Depuis le début des années 80, on sait que la teneur en CO2 de l’atmosphère terrestre est en grande partie contrôlée par deux processus. D’une part, le dégazage de la Terre solide libère du CO2 dans l’océan et l’atmosphère (en gros, l’ensemble des processus magmatiques). D’autre part, la dissolution des roches silicatées exposées à la surface absorbe progressivement ce CO2, qui retourne à la Terre solide sous la forme de carbonates de calcium ou de magnésium. L’importance relative de ces deux processus dans l’évolution géologique du climat de la Terre est l’objet d’un débat qui divise les chercheurs. D’un côté, on trouve les tenants d’un rôle prépondérant de la source magmatique dont les variations piloteraient le climat, même si il reste extrêmement difficile de reconstruire ces variations.
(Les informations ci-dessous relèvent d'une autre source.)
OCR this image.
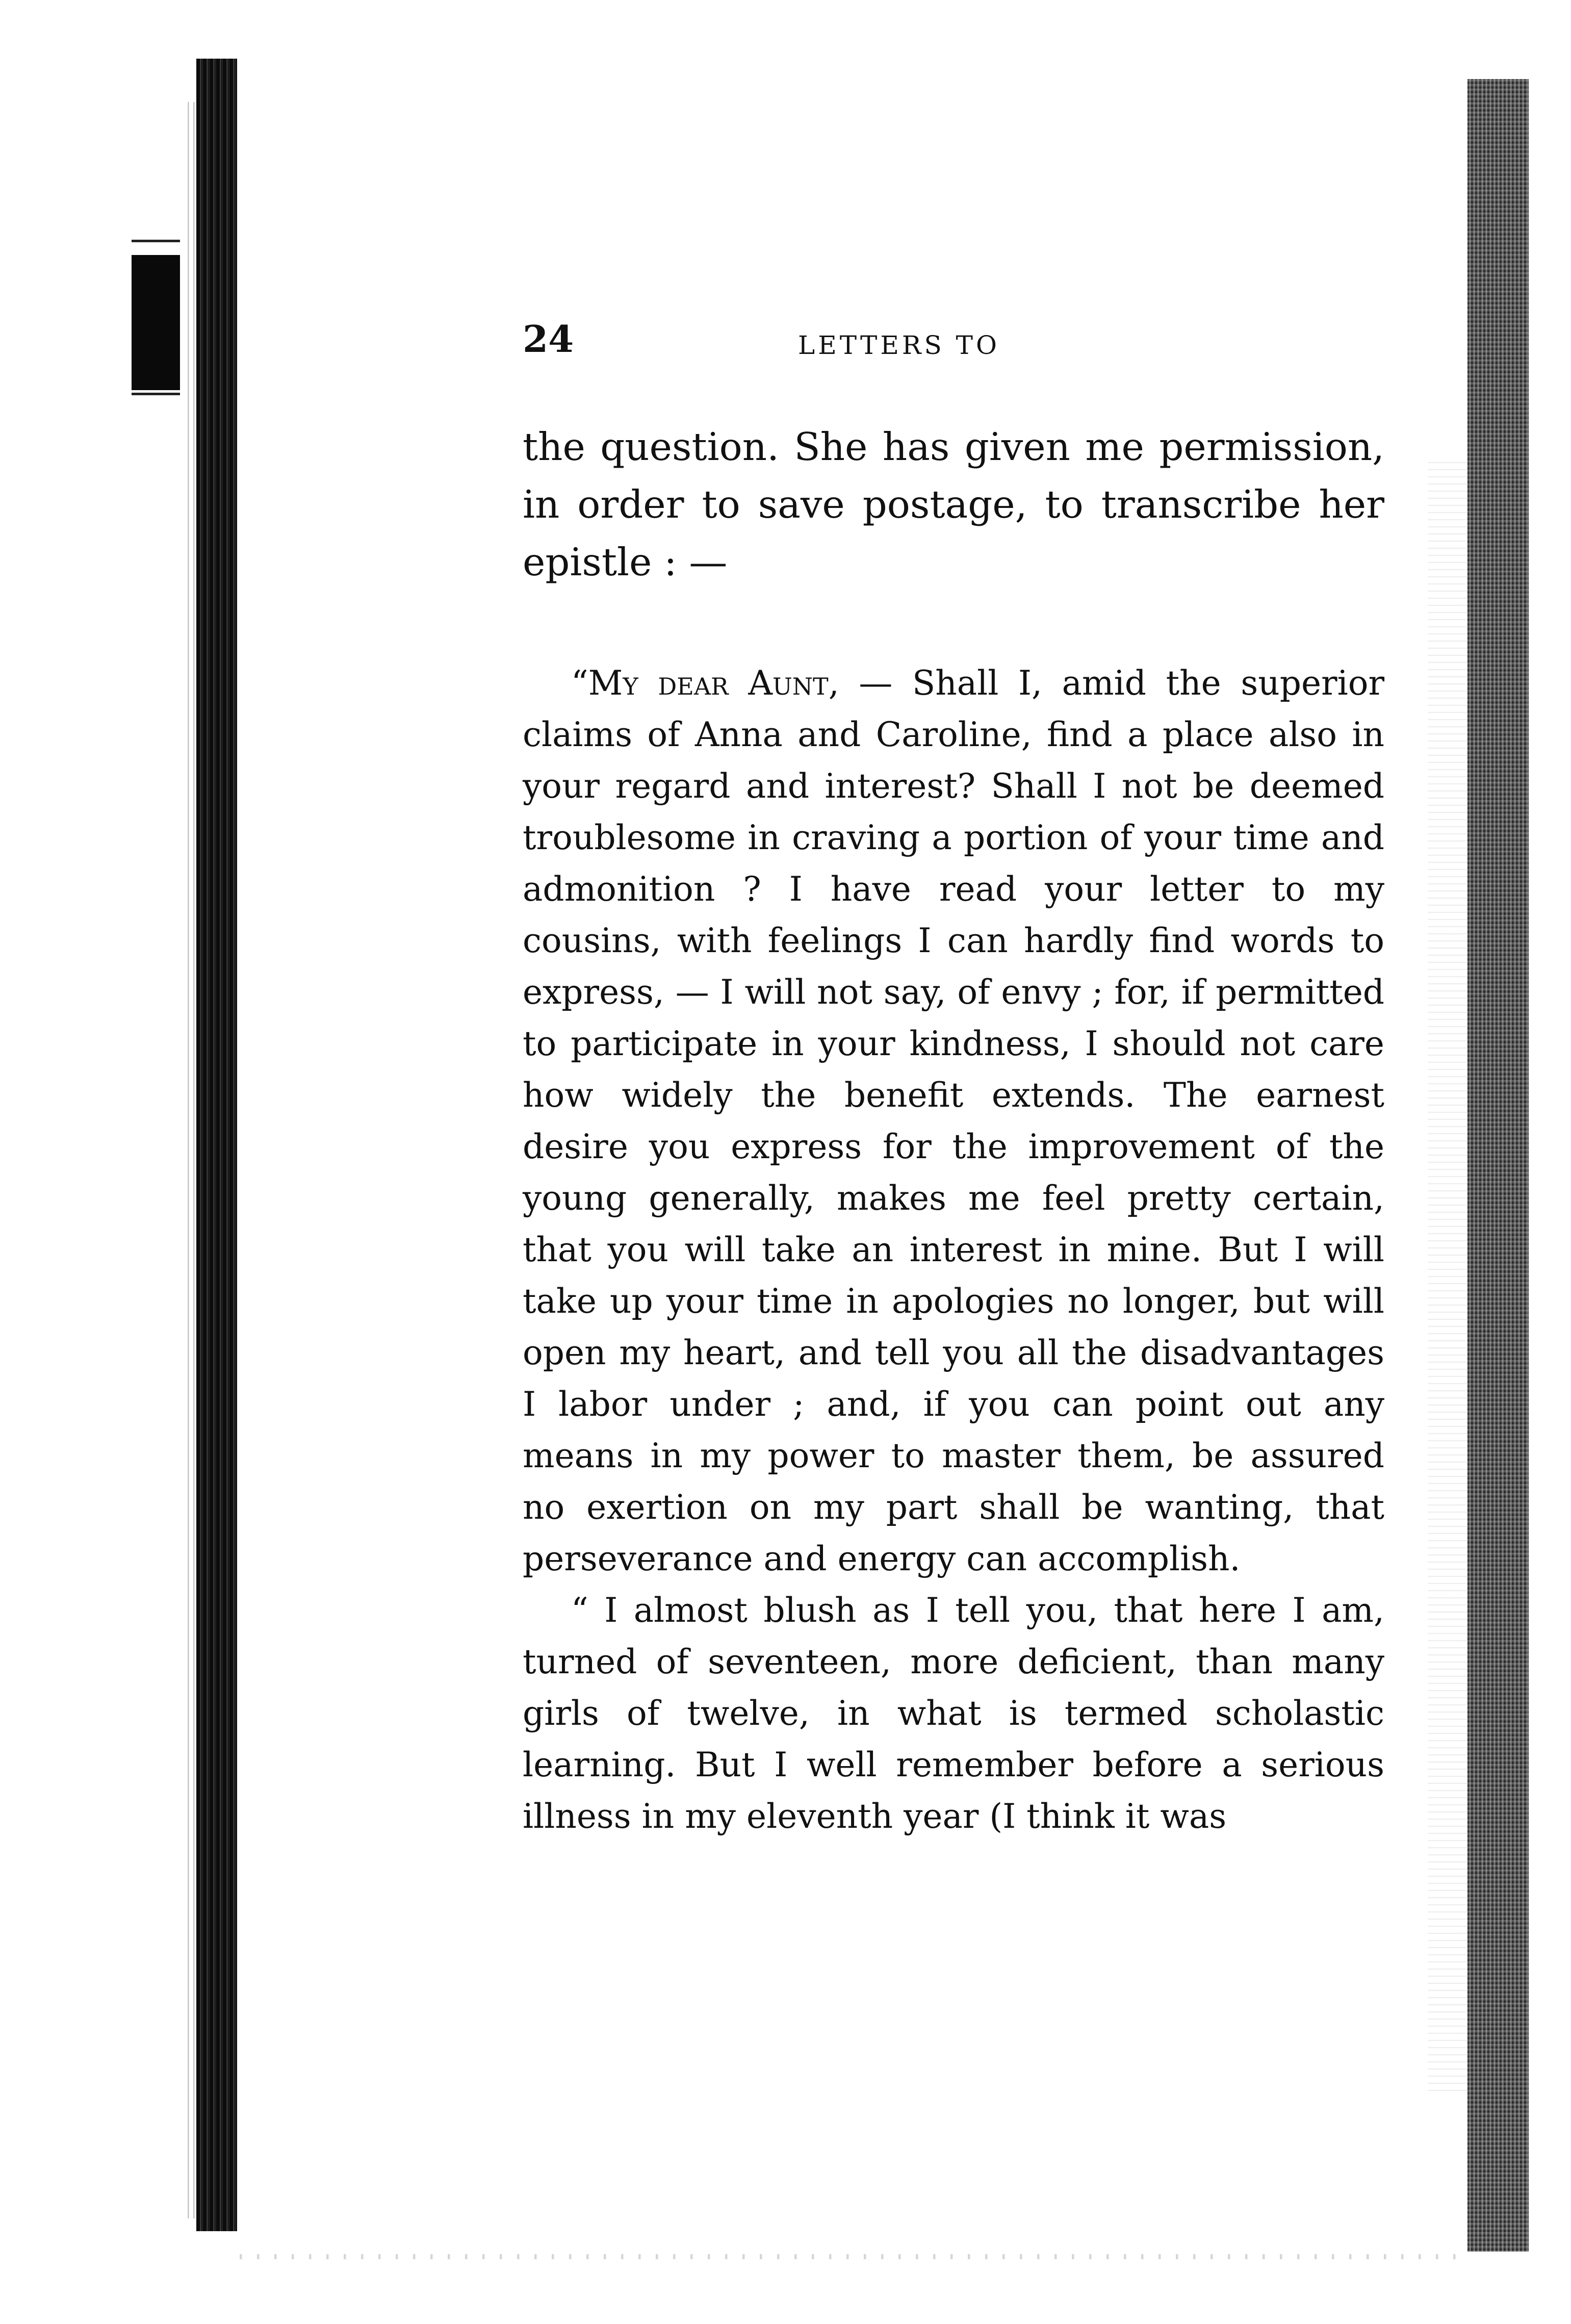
24	LETTERS TO

the question. She has given me permission, in order to save postage, to transcribe her epistle : —

“My dear Aunt, — Shall I, amid the superior claims of Anna and Caroline, find a place also in your regard and interest? Shall I not be deemed troublesome in craving a portion of your time and admonition ? I have read your letter to my cousins, with feelings I can hardly find words to express, — I will not say, of envy ; for, if permitted to participate in your kindness, I should not care how widely the benefit extends. The earnest desire you express for the improvement of the young generally, makes me feel pretty certain, that you will take an interest in mine. But I will take up your time in apologies no longer, but will open my heart, and tell you all the disadvantages I labor under ; and, if you can point out any means in my power to master them, be assured no exertion on my part shall be wanting, that perseverance and energy can accomplish.

“ I almost blush as I tell you, that here I am, turned of seventeen, more deficient, than many girls of twelve, in what is termed scholastic learning. But I well remember before a serious illness in my eleventh year (I think it was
Face à eux se tiennent les tenants du puits par dissolution des roches, qui soutiennent que c’est son efficacité variable au cours du temps qui est le moteur des changements climatiques aux longues échelles de temps. Mais là aussi se dressent de nombreuses difficultés : la dissolution des roches dépend de nombreux facteurs dont certains sont difficiles à contraindre (végétation, configuration paléogéographique, érosion physique,…).

 

Dans une étude qui vient d’être publiée dans la revue Geological Magazine, les chercheurs du GET et du CEREGE proposent un compromis. Cette étude utilise toutes les reconstructions disponibles du dégazage magmatique global pour les derniers 540 millions d’années. Concernant le puits de CO2 par dissolution des roches, les chercheurs se focalisent sur le contrôle exercé par la configuration paléogéographique en utilisant le modèle numérique climat-carbone GEOCLIM. Principal résultat de l’étude : les fluctuations de l’efficacité de la consommation de CO2 par dissolution des roches pilotent le niveau de CO2 de 540 à 350 millions d’années, alors que les changements dans la libération de CO2 d’origine magmatique prennent le relai pour la période allant de 250 millions d’années à aujourd’hui. La période de transition s’étalant de 350 à 250 millions d’années est marquée par le rôle conjoint sur la dissolution de l’assemblage de la Pangée et de la surrection de la chaîne de montagnes hercynienne le long de l’équateur.

Contact

Yves Goddéris

Référence

Yves Goddéris and Yannick Donnadieu. A sink- or a source-driven carbon cycle at the geological timescale ? Relative importance of palaeogeography versus solid Earth degassing rate in the Phanerozoic climatic evolution. Geological Magazine, https://doi.org/10.1017/S0016756817001054, 2017.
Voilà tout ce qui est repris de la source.